Лешие хватали волосатыми ручищами последних рыцарей и давили их, как яблоки, прямо в доспехах. Последний верный Ордену меченосцев эст завяз в болотце, и его проткнули рогатиной с железом на конце. Через несколько мгновений посреди подлеска осталось стоять лишь четверо рыцарей, израненных и пеших. А вокруг них шумела и плевалась бесформенная темная масса – язычники с раскрашенными лицами, лешие высотой с сосну, ящеры с черными глазами, собаки эстов, похожие на огромных крыс.

Вперед вышел предводитель эстов, высокий язычник с черепом медведя на голове.

– Скажите, где Ярослав, и будете жить, – сказал эст по-немецки.

– Мы не хотим жить в этом мире, – ответил за всех Сагануренов, – Мы хотим умереть за Христа и пребывать в Царствии Божьем. Мы ничего не скажем.

– Будь по-вашему, – ответил эст, но неожиданно из толпы язычников появился бородатый русский на коне.

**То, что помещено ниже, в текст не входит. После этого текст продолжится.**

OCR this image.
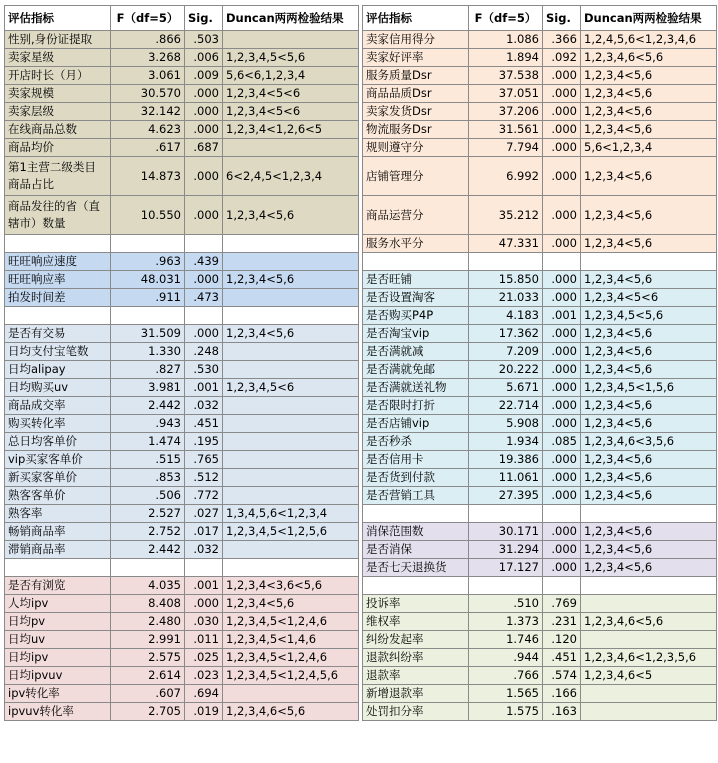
评估指标	F（df=5）	Sig.	Duncan两两检验结果
性别,身份证提取	.866	.503	
卖家星级	3.268	.006	1,2,3,4,5<5,6
开店时长（月）	3.061	.009	5,6<6,1,2,3,4
卖家规模	30.570	.000	1,2,3,4<5<6
卖家层级	32.142	.000	1,2,3,4<5<6
在线商品总数	4.623	.000	1,2,3,4<1,2,6<5
商品均价	.617	.687	
第1主营二级类目商品占比	14.873	.000	6<2,4,5<1,2,3,4
商品发往的省（直辖市）数量	10.550	.000	1,2,3,4<5,6

旺旺响应速度	.963	.439	
旺旺响应率	48.031	.000	1,2,3,4<5,6
拍发时间差	.911	.473	

是否有交易	31.509	.000	1,2,3,4<5,6
日均支付宝笔数	1.330	.248	
日均alipay	.827	.530	
日均购买uv	3.981	.001	1,2,3,4,5<6
商品成交率	2.442	.032	
购买转化率	.943	.451	
总日均客单价	1.474	.195	
vip买家客单价	.515	.765	
新买家客单价	.853	.512	
熟客客单价	.506	.772	
熟客率	2.527	.027	1,3,4,5,6<1,2,3,4
畅销商品率	2.752	.017	1,2,3,4,5<1,2,5,6
滞销商品率	2.442	.032	

是否有浏览	4.035	.001	1,2,3,4<3,6<5,6
人均ipv	8.408	.000	1,2,3,4<5,6
日均pv	2.480	.030	1,2,3,4,5<1,2,4,6
日均uv	2.991	.011	1,2,3,4,5<1,4,6
日均ipv	2.575	.025	1,2,3,4,5<1,2,4,6
日均ipvuv	2.614	.023	1,2,3,4,5<1,2,4,5,6
ipv转化率	.607	.694	
ipvuv转化率	2.705	.019	1,2,3,4,6<5,6
评估指标	F（df=5）	Sig.	Duncan两两检验结果
卖家信用得分	1.086	.366	1,2,4,5,6<1,2,3,4,6
卖家好评率	1.894	.092	1,2,3,4,6<5,6
服务质量Dsr	37.538	.000	1,2,3,4<5,6
商品品质Dsr	37.051	.000	1,2,3,4<5,6
卖家发货Dsr	37.206	.000	1,2,3,4<5,6
物流服务Dsr	31.561	.000	1,2,3,4<5,6
规则遵守分	7.794	.000	5,6<1,2,3,4
店铺管理分	6.992	.000	1,2,3,4<5,6
商品运营分	35.212	.000	1,2,3,4<5,6
服务水平分	47.331	.000	1,2,3,4<5,6

是否旺铺	15.850	.000	1,2,3,4<5,6
是否设置淘客	21.033	.000	1,2,3,4<5<6
是否购买P4P	4.183	.001	1,2,3,4,5<5,6
是否淘宝vip	17.362	.000	1,2,3,4<5,6
是否满就减	7.209	.000	1,2,3,4<5,6
是否满就免邮	20.222	.000	1,2,3,4<5,6
是否满就送礼物	5.671	.000	1,2,3,4,5<1,5,6
是否限时打折	22.714	.000	1,2,3,4<5,6
是否店铺vip	5.908	.000	1,2,3,4<5,6
是否秒杀	1.934	.085	1,2,3,4,6<3,5,6
是否信用卡	19.386	.000	1,2,3,4<5,6
是否货到付款	11.061	.000	1,2,3,4<5,6
是否营销工具	27.395	.000	1,2,3,4<5,6

消保范围数	30.171	.000	1,2,3,4<5,6
是否消保	31.294	.000	1,2,3,4<5,6
是否七天退换货	17.127	.000	1,2,3,4<5,6

投诉率	.510	.769	
维权率	1.373	.231	1,2,3,4,6<5,6
纠纷发起率	1.746	.120	
退款纠纷率	.944	.451	1,2,3,4,6<1,2,3,5,6
退款率	.766	.574	1,2,3,4,6<5
新增退款率	1.565	.166	
处罚扣分率	1.575	.163	
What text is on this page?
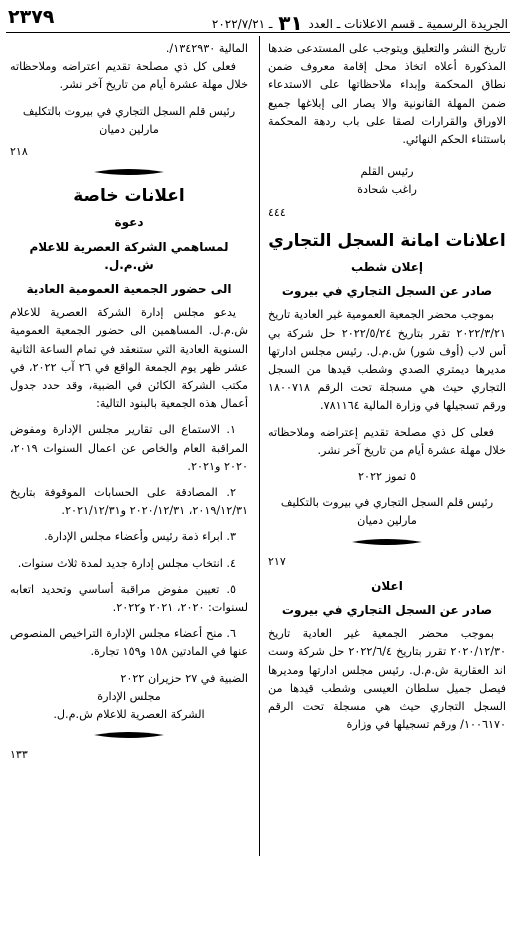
٢٣٧٩	الجريدة الرسمية ـ قسم الاعلانات ـ العدد ٣١ ـ ٢٠٢٢/٧/٢١

تاريخ النشر والتعليق ويتوجب على المستدعى ضدها المذكورة أعلاه اتخاذ محل إقامة معروف ضمن نطاق المحكمة وإبداء ملاحظاتها على الاستدعاء ضمن المهلة القانونية والا يصار الى إبلاغها جميع الاوراق والقرارات لصقا على باب ردهة المحكمة باستثناء الحكم النهائي.

رئيس القلم

راغب شحادة

٤٤٤

اعلانات امانة السجل التجاري
إعلان شطب
صادر عن السجل التجاري في بيروت

بموجب محضر الجمعية العمومية غير العادية تاريخ ٢٠٢٢/٣/٢١ تقرر بتاريخ ٢٠٢٢/٥/٢٤ حل شركة بي أس لاب (أوف شور) ش.م.ل. رئيس مجلس ادارتها مديرها ديمتري الصدي وشطب قيدها من السجل التجاري حيث هي مسجلة تحت الرقم ١٨٠٠٧١٨ ورقم تسجيلها في وزارة المالية ٧٨١١٦٤.

فعلى كل ذي مصلحة تقديم إعتراضه وملاحظاته خلال مهلة عشرة أيام من تاريخ آخر نشر.

٥ تموز ٢٠٢٢

رئيس قلم السجل التجاري في بيروت بالتكليف

مارلين دميان

٢١٧

اعلان
صادر عن السجل التجاري في بيروت

بموجب محضر الجمعية غير العادية تاريخ ٢٠٢٠/١٢/٣٠ تقرر بتاريخ ٢٠٢٢/٦/٤ حل شركة وست اند العقارية ش.م.ل. رئيس مجلس ادارتها ومديرها فيصل جميل سلطان العيسى وشطب قيدها من السجل التجاري حيث هي مسجلة تحت الرقم ١٠٠٦١٧٠/ ورقم تسجيلها في وزارة

المالية ١٣٤٢٩٣٠/.

فعلى كل ذي مصلحة تقديم اعتراضه وملاحظاته خلال مهلة عشرة أيام من تاريخ آخر نشر.

رئيس قلم السجل التجاري في بيروت بالتكليف

مارلين دميان

٢١٨

اعلانات خاصة
دعوة
لمساهمي الشركة العصرية للاعلام ش.م.ل.
الى حضور الجمعية العمومية العادية

يدعو مجلس إدارة الشركة العصرية للاعلام ش.م.ل. المساهمين الى حضور الجمعية العمومية السنوية العادية التي ستنعقد في تمام الساعة الثانية عشر ظهر يوم الجمعة الواقع في ٢٦ آب ٢٠٢٢، في مكتب الشركة الكائن في الضبية، وقد حدد جدول أعمال هذه الجمعية بالبنود التالية:

١. الاستماع الى تقارير مجلس الإدارة ومفوض المراقبة العام والخاص عن اعمال السنوات ٢٠١٩، ٢٠٢٠ و٢٠٢١.

٢. المصادقة على الحسابات الموقوفة بتاريخ ٢٠١٩/١٢/٣١، ٢٠٢٠/١٢/٣١ و٢٠٢١/١٢/٣١.

٣. ابراء ذمة رئيس وأعضاء مجلس الإدارة.

٤. انتخاب مجلس إدارة جديد لمدة ثلاث سنوات.

٥. تعيين مفوض مراقبة أساسي وتحديد اتعابه لسنوات: ٢٠٢٠، ٢٠٢١ و٢٠٢٢.

٦. منح أعضاء مجلس الإدارة التراخيص المنصوص عنها في المادتين ١٥٨ و١٥٩ تجارة.

الضبية في ٢٧ حزيران ٢٠٢٢

مجلس الإدارة

الشركة العصرية للاعلام ش.م.ل.

١٣٣
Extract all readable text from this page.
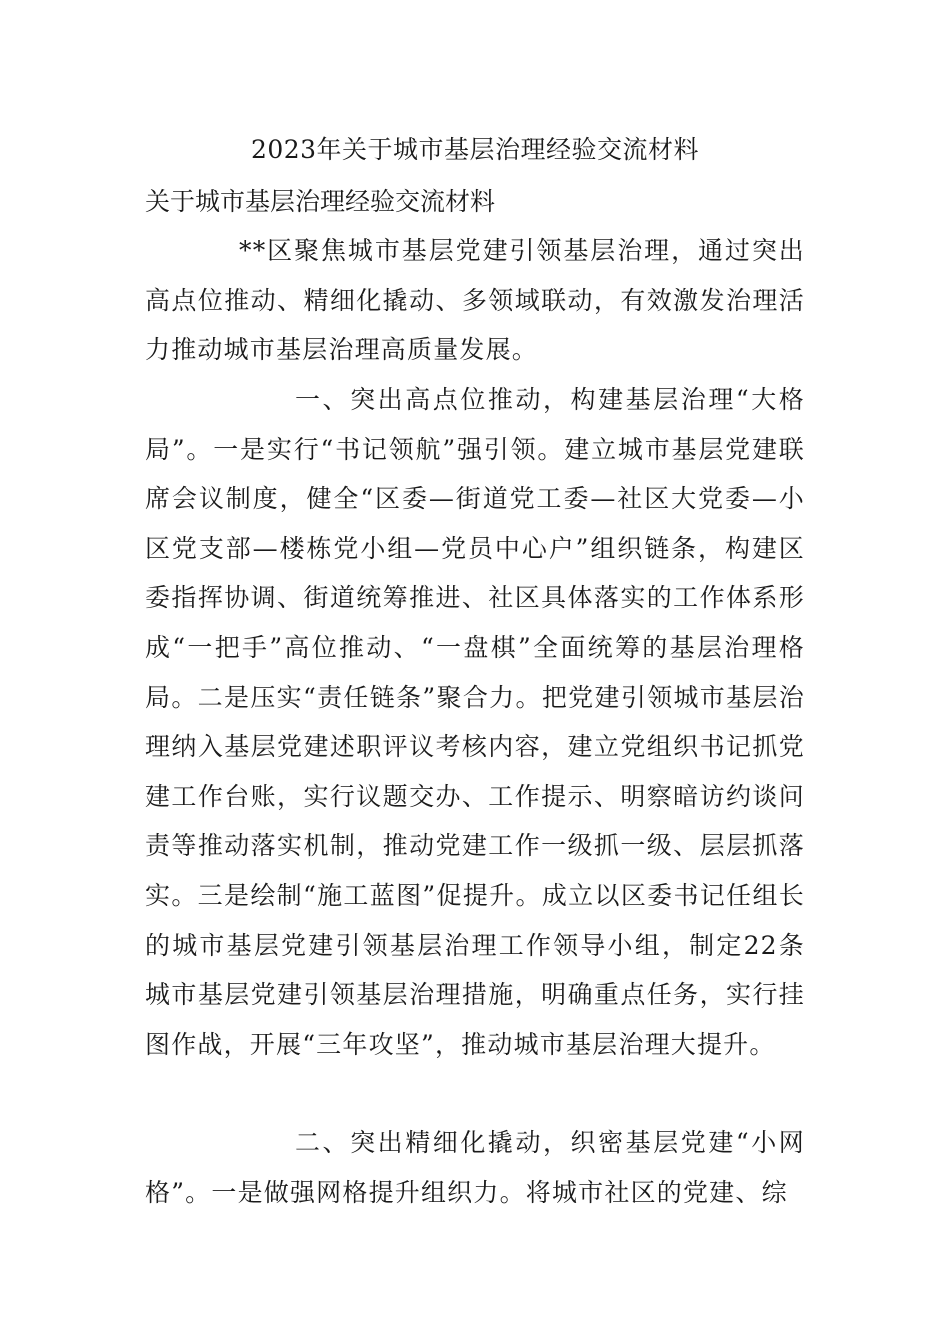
2023年关于城市基层治理经验交流材料

关于城市基层治理经验交流材料

**区聚焦城市基层党建引领基层治理，通过突出高点位推动、精细化撬动、多领域联动，有效激发治理活力推动城市基层治理高质量发展。

一、突出高点位推动，构建基层治理“大格局”。一是实行“书记领航”强引领。建立城市基层党建联席会议制度，健全“区委—街道党工委—社区大党委—小区党支部—楼栋党小组—党员中心户”组织链条，构建区委指挥协调、街道统筹推进、社区具体落实的工作体系形成“一把手”高位推动、“一盘棋”全面统筹的基层治理格局。二是压实“责任链条”聚合力。把党建引领城市基层治理纳入基层党建述职评议考核内容，建立党组织书记抓党建工作台账，实行议题交办、工作提示、明察暗访约谈问责等推动落实机制，推动党建工作一级抓一级、层层抓落实。三是绘制“施工蓝图”促提升。成立以区委书记任组长的城市基层党建引领基层治理工作领导小组，制定22条城市基层党建引领基层治理措施，明确重点任务，实行挂图作战，开展“三年攻坚”，推动城市基层治理大提升。

二、突出精细化撬动，织密基层党建“小网格”。一是做强网格提升组织力。将城市社区的党建、综
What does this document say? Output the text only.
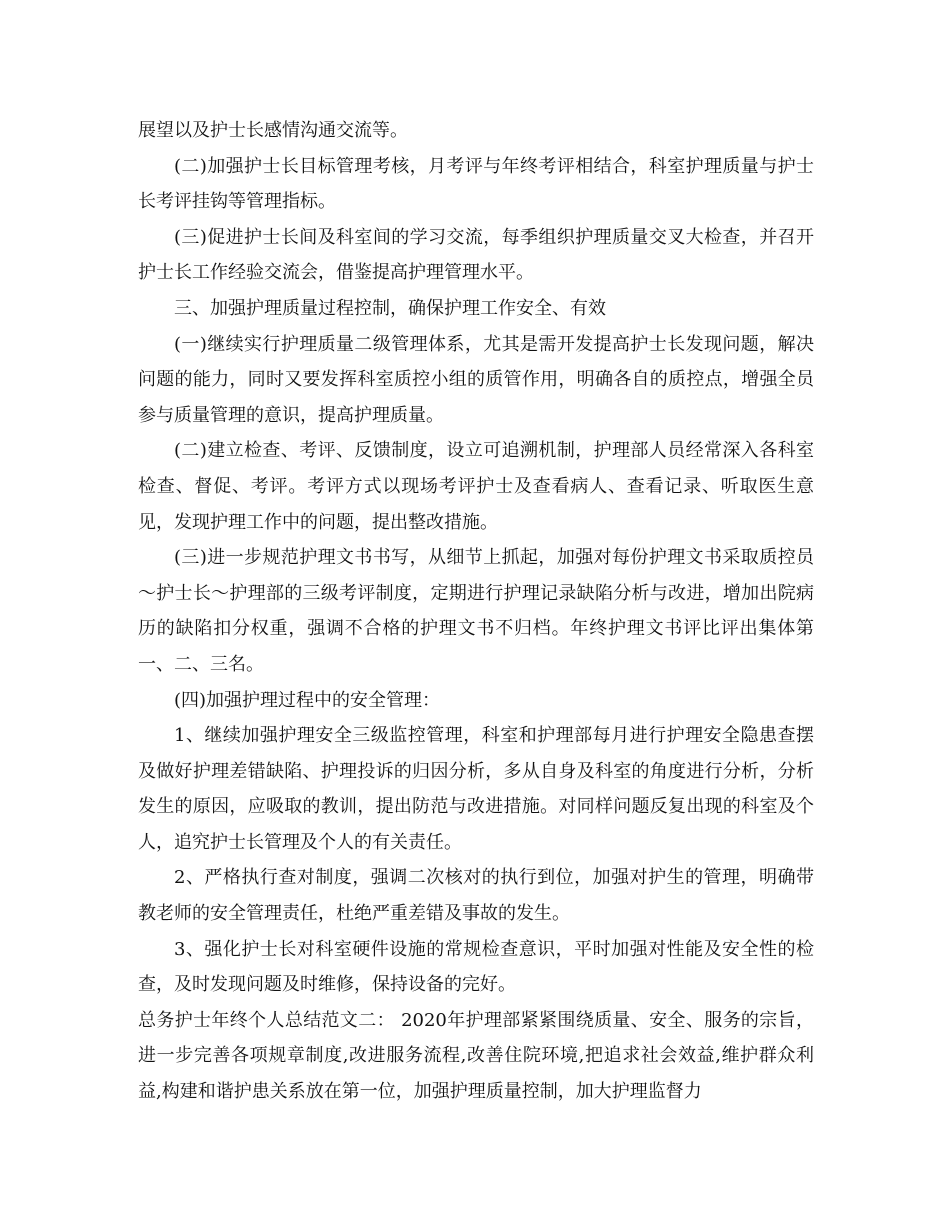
展望以及护士长感情沟通交流等。

(二)加强护士长目标管理考核，月考评与年终考评相结合，科室护理质量与护士长考评挂钩等管理指标。

(三)促进护士长间及科室间的学习交流，每季组织护理质量交叉大检查，并召开护士长工作经验交流会，借鉴提高护理管理水平。

三、加强护理质量过程控制，确保护理工作安全、有效

(一)继续实行护理质量二级管理体系，尤其是需开发提高护士长发现问题，解决问题的能力，同时又要发挥科室质控小组的质管作用，明确各自的质控点，增强全员参与质量管理的意识，提高护理质量。

(二)建立检查、考评、反馈制度，设立可追溯机制，护理部人员经常深入各科室检查、督促、考评。考评方式以现场考评护士及查看病人、查看记录、听取医生意见，发现护理工作中的问题，提出整改措施。

(三)进一步规范护理文书书写，从细节上抓起，加强对每份护理文书采取质控员～护士长～护理部的三级考评制度，定期进行护理记录缺陷分析与改进，增加出院病历的缺陷扣分权重，强调不合格的护理文书不归档。年终护理文书评比评出集体第一、二、三名。

(四)加强护理过程中的安全管理：

1、继续加强护理安全三级监控管理，科室和护理部每月进行护理安全隐患查摆及做好护理差错缺陷、护理投诉的归因分析，多从自身及科室的角度进行分析，分析发生的原因，应吸取的教训，提出防范与改进措施。对同样问题反复出现的科室及个人，追究护士长管理及个人的有关责任。

2、严格执行查对制度，强调二次核对的执行到位，加强对护生的管理，明确带教老师的安全管理责任，杜绝严重差错及事故的发生。

3、强化护士长对科室硬件设施的常规检查意识，平时加强对性能及安全性的检查，及时发现问题及时维修，保持设备的完好。

总务护士年终个人总结范文二： 2020年护理部紧紧围绕质量、安全、服务的宗旨，进一步完善各项规章制度,改进服务流程,改善住院环境,把追求社会效益,维护群众利益,构建和谐护患关系放在第一位，加强护理质量控制，加大护理监督力
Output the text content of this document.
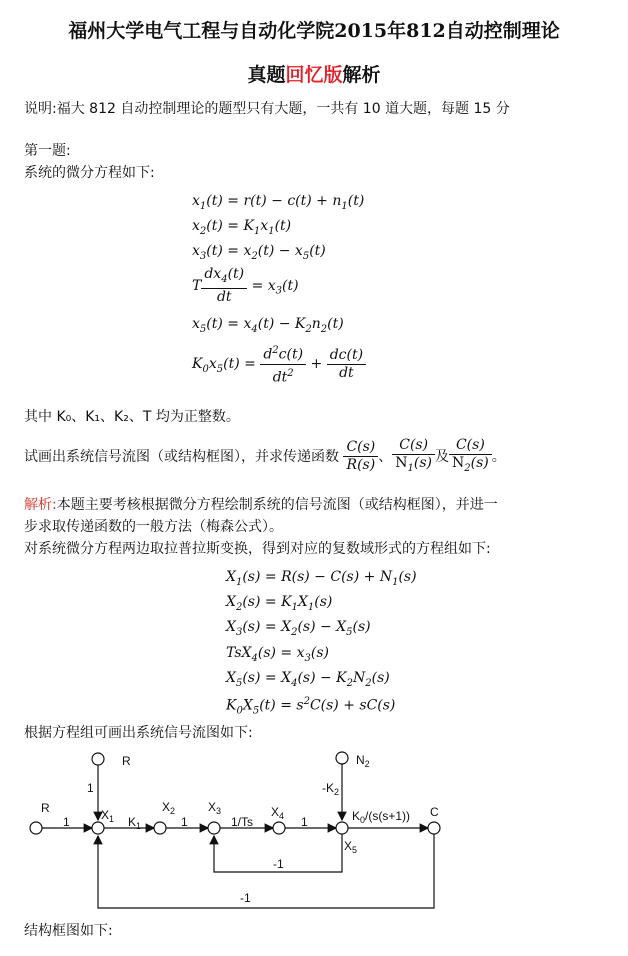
福州大学电气工程与自动化学院2015年812自动控制理论
真题回忆版解析
说明:福大 812 自动控制理论的题型只有大题，一共有 10 道大题，每题 15 分
第一题:
系统的微分方程如下:
$x_1(t) = r(t) - c(t) + n_1(t)$
$x_2(t) = K_1x_1(t)$
$x_3(t) = x_2(t) - x_5(t)$
T $\frac{dx_4(t)}{dt} = x_3(t)$
$x_5(t) = x_4(t) - K_2n_2(t)$
$K_0x_5(t) = \frac{d^2c(t)}{dt^2} + \frac{dc(t)}{dt}$
其中 K₀、K₁、K₂、T 均为正整数。
试画出系统信号流图（或结构框图），并求传递函数 $\frac{C(s)}{R(s)}$ 、 $\frac{C(s)}{N_1(s)}$ 及 $\frac{C(s)}{N_2(s)}$ 。
解析:本题主要考核根据微分方程绘制系统的信号流图（或结构框图），并进一
步求取传递函数的一般方法（梅森公式）。
对系统微分方程两边取拉普拉斯变换，得到对应的复数域形式的方程组如下:
$X_1(s) = R(s) - C(s) + N_1(s)$
$X_2(s) = K_1X_1(s)$
$X_3(s) = X_2(s) - X_5(s)$
$TsX_4(s) = x_3(s)$
$X_5(s) = X_4(s) - K_2N_2(s)$
$K_0X_5(t) = s^2C(s) + sC(s)$
根据方程组可画出系统信号流图如下:
R
R
$X_1$
$X_2$	$X_3$	$X_4$
$X_5$
$N_2$
C
1
1
$K_1$	1	1/Ts	1
-1
$-K_2$
$K_0/(s(s+1))$
-1
结构框图如下:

– Я наместник Пскова Вячеслав, – представился русский на паршивой и едва понятной латыни, – Я не прошу вас отдать мне изменника Ярослава и понимаю, что вы верны присяге. Но нет бесчестия в том, чтобы сдаться на хороших условиях. Я предлагаю вам сложить оружие, я продам вас всех обратно Ордену за золото. Нет нужды дальше лить кровь.

Сагануренов хотел броситься на врага, но его изможденная и израненная рука уже сама выпустила меч. Он бросил следом и щит, и его братья поступили также. Язычники тут же кинулись на них и повалил всех рыцарей на землю, крича, улюлюкая и бранясь на десятках неизвестных языков.

– А вот теперь говорите, где Ярослав, – потребовал русский, – Иначе примете смерть лютую.

– Ты обещал, – прохрипел Сагануренов, лицо которого топтал сапогом эст.

– Я обещал, я и назад взял, – парировал наместник Вячеслав, – Пусть вон тот говорит.

Но брат Генрих, в которого ткнул пальцем Вячеслав, ничего не сказал, и тогда леший выбил Генриху пальцами оба глаза, а потом насадил рыцаря горлом на острую ветвь сосны.

– Теперь ты говори, – приказал Вячеслав Оттону, но и тот молчал. Оттона растерзал чешуйчатый ящер.

– Ты, – приказал Вячеслав Эриху.

– Я скажу, я скажу! – закричал юный Эрих, но Сагануренов уже сбросил с себя эстов, выхватил у одного из них нож и перерезал горло Эриху. Кровь из шеи Эриха залила руки Сагануренова, но он знал, что он поступил правильно, он спас Эриха от худшей участи, от мучительной смерти, а еще сохранил его душу чистой.

– Этот не скажет, – сказал Вячеслав, глядя в глаза Сагануренову, последнему пленнику, оставшемуся в живых, – Разорвать его собаками.

Вячеслав повторил свой приказ не языке эстов, и похожие на огромных крыс псы с длинными мордами бросились на Сагануренова. Сагануренов бил их ножом, но разъяренные собаки даже не чувствовали этих ударов. Псы сначала разорвали ему ноги, не защищенные броней, а потом повалили и стали терзать лицо.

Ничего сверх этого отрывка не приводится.